Background information
- Born: January 11, 1900 Crawfordsville, Indiana, U.S.
- Died: January 3, 1973 (aged 72) New York, New York, U.S.
- Genres: Dixieland, swing
- Occupations: Trombonist, band leader
- Instrument: Trombone
- Years active: 1912–1972

= Wilbur de Paris =

American jazz trombonist and bandleader (1900–1973)

Wilbur de Paris (January 11, 1900 - January 3, 1973) was a trombone player and band leader known for mixing Dixieland jazz with swing.

==Career==
Wilbur de Paris was born January 11, 1900, in Crawfordsville, Indiana. His father, Sidney de Paris Sr., was a musician and taught him and his brother Sidney how to play music. He played alto saxophone in his father's circus band.

In 1919, de Paris began his career in Philadelphia in a small band. He visited New Orleans in 1922 and worked with Louis Armstrong and Armand J. Piron. Throughout the 1920s, he worked in Philadelphia and New York, including as band leader. During this time he permanently switched from saxophone to trombone. Among the musicians de Paris worked with were Stuff Smith, Dave Nelson, Noble Sissle (with whom he toured Europe), and Edgar Hayes.

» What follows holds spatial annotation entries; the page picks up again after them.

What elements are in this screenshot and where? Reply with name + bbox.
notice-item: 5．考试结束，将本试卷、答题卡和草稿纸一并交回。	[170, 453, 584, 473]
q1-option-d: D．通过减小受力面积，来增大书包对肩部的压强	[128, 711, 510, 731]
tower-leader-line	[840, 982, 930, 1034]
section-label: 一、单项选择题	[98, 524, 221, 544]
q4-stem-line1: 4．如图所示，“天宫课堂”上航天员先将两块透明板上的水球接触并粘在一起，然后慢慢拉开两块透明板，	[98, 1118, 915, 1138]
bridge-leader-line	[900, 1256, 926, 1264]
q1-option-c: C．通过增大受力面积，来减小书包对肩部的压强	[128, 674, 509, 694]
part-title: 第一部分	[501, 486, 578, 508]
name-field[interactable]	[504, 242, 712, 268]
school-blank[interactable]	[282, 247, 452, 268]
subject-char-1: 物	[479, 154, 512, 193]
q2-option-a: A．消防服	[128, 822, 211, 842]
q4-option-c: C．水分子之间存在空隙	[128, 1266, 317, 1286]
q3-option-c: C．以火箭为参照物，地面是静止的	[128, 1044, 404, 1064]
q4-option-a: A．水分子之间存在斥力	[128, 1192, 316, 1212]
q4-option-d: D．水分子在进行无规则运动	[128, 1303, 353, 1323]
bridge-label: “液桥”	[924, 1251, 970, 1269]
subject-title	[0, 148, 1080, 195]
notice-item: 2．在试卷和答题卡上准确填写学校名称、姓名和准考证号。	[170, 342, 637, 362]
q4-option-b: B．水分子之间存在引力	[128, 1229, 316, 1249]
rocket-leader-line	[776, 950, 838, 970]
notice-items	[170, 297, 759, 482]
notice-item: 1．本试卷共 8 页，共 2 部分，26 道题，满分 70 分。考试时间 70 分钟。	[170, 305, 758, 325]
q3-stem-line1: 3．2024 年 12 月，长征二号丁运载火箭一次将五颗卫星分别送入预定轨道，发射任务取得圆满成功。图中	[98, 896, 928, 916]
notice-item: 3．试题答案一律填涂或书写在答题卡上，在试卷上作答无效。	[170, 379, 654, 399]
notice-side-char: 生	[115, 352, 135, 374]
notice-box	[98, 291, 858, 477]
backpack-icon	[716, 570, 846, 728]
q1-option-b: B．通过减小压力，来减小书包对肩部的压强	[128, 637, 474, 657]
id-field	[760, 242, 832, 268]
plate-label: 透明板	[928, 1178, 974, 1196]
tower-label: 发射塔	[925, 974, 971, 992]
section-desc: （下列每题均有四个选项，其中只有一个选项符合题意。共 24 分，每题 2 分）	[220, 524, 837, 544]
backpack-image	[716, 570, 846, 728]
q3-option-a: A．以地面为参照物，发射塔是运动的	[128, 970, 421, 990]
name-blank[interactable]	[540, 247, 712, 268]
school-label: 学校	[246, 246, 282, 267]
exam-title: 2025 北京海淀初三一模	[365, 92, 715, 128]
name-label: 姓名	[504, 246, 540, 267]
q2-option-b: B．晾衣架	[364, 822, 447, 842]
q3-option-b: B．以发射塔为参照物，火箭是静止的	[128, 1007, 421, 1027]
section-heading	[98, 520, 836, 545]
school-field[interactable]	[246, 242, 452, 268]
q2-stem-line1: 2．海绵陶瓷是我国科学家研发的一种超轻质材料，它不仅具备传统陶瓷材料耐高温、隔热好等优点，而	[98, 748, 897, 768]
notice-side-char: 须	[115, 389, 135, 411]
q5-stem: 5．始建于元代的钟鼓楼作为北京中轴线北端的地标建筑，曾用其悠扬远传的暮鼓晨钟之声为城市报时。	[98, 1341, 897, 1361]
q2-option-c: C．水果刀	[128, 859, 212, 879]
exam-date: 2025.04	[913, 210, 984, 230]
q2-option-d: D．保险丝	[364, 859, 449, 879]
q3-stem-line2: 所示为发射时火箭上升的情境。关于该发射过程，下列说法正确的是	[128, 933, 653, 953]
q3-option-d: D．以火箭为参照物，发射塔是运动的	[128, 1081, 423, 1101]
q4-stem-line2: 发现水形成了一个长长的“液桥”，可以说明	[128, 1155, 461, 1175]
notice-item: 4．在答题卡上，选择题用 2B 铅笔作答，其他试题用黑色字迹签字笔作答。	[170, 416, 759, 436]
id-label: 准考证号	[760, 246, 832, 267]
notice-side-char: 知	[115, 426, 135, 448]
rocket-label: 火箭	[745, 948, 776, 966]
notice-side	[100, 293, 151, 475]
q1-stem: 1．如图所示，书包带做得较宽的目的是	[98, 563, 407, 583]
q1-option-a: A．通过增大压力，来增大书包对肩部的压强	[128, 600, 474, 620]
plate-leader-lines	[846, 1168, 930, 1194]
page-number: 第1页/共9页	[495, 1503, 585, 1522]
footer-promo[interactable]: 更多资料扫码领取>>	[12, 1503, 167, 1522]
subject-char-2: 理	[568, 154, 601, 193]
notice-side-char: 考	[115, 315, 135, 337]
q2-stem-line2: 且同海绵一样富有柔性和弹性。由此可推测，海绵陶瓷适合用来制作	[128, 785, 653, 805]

De Paris toured with Teddy Hill's orchestra from 1936 to 1937 and recorded with the Mills Blue Rhythm Band. Again he joined Louis Armstrong, playing with him from the end of 1937 until the end of the decade.

While De Paris remained an obscure figure during this era, his brother Sidney achieved fame as a trumpet soloist. In 1944, the brothers recorded together for the first time as The DeParis Brothers for Commodore Records, producing four songs. He briefly toured with Ella Fitzgerald and Roy Eldridge before leading his own small band.

In late 1945, de Paris broke up his group to join Duke Ellington with whom he stayed until 1947.

Sponsored by the U.S. State Department, de Paris toured Africa in 1957 as part of the President's International Program for Cultural Relations.

His music is present in the films of Woody Allen, including "In a Persian Market" in The Curse of the Jade Scorpion.

== Death ==
De Paris died in Beekman Downtown Hospital, New York on 3 January 1973. He was survived by two sons and two daughters.